Provable Fact v. Opinion

The most common issue that distinguishes an actionable defamation claim based on online reviews from one likely to fail is the issue of whether or not a statement was false. Only false statements of fact can be the basis of a defamation claim, not opinions. A statement of fact has to be able to be objectively proved or disproved. Consider the two following hypothetical restaurant reviews:

“That was the most disgusting and flavorless meal I have ever had in my life.”

“The waiter spit in my food.”

The former is non-actionable opinion, as it cannot be objectively proven that the meal was the “the most disgusting and flavorless” one the reviewer ever had. Conversely, the latter is a statement of fact; it can be proven (perhaps not easily) whether or not the waiter spit in the diner’s food.

Additionally, Illinois courts emphasize the context in which an allegedly defamatory statement has been made in determining whether the statement can be the basis of a claim. Even if a single statement in a long rant is arguably a statement of provable fact, it may not constitute defamation if a reasonable reader would see it simply as invective.

Consider Brompton Building, LLC v. Yelp, Inc., a 2013 Illinois Appellate Court decision in which a building management company sued an anonymous former tenant who had posted a hyperbolic, scathingly negative, and extremely lengthy online review. Even though the rant contained a few objectively verifiable statements, the court found that it could not support a defamation claim because in context they would not be understood to be actual factual allegations. As the court noted, “The context of the defamatory statements is critical in determining its meaning. In determining the context of the defamatory statements, we must read the writing containing the defamatory statement ‘as a whole.'”

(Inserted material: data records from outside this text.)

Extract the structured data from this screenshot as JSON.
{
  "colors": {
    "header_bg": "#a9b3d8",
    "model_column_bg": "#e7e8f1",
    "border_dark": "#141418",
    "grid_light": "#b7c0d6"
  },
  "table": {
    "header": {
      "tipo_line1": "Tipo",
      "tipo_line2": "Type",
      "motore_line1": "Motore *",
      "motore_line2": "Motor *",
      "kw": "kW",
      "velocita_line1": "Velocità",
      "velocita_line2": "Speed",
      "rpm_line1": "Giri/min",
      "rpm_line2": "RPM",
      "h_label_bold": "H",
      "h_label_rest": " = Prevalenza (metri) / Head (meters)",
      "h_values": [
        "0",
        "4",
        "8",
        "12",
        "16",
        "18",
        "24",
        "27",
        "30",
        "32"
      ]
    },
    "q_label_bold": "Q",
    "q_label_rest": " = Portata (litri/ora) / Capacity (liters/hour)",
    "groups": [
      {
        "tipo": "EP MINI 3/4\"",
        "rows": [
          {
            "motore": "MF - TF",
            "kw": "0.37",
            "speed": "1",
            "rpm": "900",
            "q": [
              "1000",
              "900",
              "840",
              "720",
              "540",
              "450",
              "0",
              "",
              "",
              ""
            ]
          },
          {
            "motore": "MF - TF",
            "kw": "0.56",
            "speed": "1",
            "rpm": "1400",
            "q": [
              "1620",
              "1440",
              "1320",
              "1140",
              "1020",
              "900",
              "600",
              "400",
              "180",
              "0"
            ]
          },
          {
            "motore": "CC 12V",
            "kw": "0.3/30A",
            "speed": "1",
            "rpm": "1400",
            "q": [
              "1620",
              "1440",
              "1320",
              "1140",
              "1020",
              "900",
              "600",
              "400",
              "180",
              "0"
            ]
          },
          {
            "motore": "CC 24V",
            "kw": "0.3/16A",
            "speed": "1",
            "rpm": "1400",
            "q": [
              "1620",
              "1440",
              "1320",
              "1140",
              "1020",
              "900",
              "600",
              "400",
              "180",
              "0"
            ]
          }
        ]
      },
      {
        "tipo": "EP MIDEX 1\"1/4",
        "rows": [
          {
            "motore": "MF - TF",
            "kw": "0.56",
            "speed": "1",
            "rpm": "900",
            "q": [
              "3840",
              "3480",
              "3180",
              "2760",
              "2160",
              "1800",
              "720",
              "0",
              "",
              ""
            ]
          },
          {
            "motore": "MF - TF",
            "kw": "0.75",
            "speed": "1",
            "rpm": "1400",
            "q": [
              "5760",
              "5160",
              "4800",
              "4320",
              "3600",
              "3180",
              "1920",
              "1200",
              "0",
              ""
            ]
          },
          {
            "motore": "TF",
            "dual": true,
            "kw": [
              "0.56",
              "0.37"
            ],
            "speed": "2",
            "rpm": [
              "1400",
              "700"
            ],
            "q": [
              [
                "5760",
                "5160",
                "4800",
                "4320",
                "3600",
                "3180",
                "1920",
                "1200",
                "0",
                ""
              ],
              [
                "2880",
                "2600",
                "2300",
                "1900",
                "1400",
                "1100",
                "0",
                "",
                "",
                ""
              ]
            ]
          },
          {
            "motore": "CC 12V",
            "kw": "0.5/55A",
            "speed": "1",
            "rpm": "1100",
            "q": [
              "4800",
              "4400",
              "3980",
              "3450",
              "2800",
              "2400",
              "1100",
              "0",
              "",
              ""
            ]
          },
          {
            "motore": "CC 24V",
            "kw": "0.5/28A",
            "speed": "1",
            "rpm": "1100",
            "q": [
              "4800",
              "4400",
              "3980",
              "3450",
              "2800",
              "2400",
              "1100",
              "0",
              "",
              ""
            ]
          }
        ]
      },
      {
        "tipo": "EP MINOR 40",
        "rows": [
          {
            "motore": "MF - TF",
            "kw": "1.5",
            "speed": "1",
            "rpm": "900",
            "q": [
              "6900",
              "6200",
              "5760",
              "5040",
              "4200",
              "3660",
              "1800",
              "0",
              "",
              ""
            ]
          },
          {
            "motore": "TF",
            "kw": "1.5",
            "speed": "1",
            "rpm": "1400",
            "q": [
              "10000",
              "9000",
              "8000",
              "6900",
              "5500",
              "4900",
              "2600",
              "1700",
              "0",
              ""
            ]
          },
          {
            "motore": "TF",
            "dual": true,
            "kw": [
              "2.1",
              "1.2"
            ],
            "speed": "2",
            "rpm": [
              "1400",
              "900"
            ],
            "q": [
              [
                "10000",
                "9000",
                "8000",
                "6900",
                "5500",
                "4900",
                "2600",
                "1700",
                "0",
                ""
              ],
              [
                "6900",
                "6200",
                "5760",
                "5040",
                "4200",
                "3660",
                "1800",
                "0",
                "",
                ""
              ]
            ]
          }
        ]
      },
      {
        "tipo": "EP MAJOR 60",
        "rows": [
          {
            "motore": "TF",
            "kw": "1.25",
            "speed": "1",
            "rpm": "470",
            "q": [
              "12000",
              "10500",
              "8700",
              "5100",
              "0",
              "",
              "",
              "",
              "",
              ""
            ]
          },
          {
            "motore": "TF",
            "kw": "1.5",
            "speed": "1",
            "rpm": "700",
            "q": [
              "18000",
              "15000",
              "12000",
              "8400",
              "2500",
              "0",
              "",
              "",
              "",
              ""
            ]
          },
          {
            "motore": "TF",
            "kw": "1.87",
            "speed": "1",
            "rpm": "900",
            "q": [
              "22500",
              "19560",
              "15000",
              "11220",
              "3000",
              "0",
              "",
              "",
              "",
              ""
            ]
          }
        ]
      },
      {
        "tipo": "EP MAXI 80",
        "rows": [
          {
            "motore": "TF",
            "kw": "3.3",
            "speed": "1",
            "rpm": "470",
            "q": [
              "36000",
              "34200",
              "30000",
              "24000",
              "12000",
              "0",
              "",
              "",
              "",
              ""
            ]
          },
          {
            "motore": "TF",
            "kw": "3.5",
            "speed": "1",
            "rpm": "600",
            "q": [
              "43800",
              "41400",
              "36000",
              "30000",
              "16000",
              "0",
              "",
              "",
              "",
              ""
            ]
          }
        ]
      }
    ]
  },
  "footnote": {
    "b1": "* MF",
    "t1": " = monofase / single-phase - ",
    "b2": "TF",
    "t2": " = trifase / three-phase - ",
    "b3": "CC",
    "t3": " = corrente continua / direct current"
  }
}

Careful How You Respond – Especially if You’re a Physician

The bottom line for business owners and professionals is that a lawsuit in response to outrageous internet reviews and comments that make their blood boil and their businesses suffer may not be the best course of action.  While certain false statements of fact in such comments can be the basis of a defamation claim, business owners and professionals should carefully consider how to proceed lest their response make a bad situation worse.

This is especially true if you are a physician. Doctors and other health care professionals are regularly reviewed online, and some of those reviews come from disgruntled patients who may publicly criticize the treatment they received. The problem is that in an effort to defend the care they provided, some doctors have revealed confidential patient information in comments they have posted in response to negative reviews. Such HIPPA violations, as with other online professionalism mistakes, have serious licensing and regulatory consequences. Any doctor wanting to post an online response to a patient complaint should think long and hard about how they do so – and whether they should respond at all.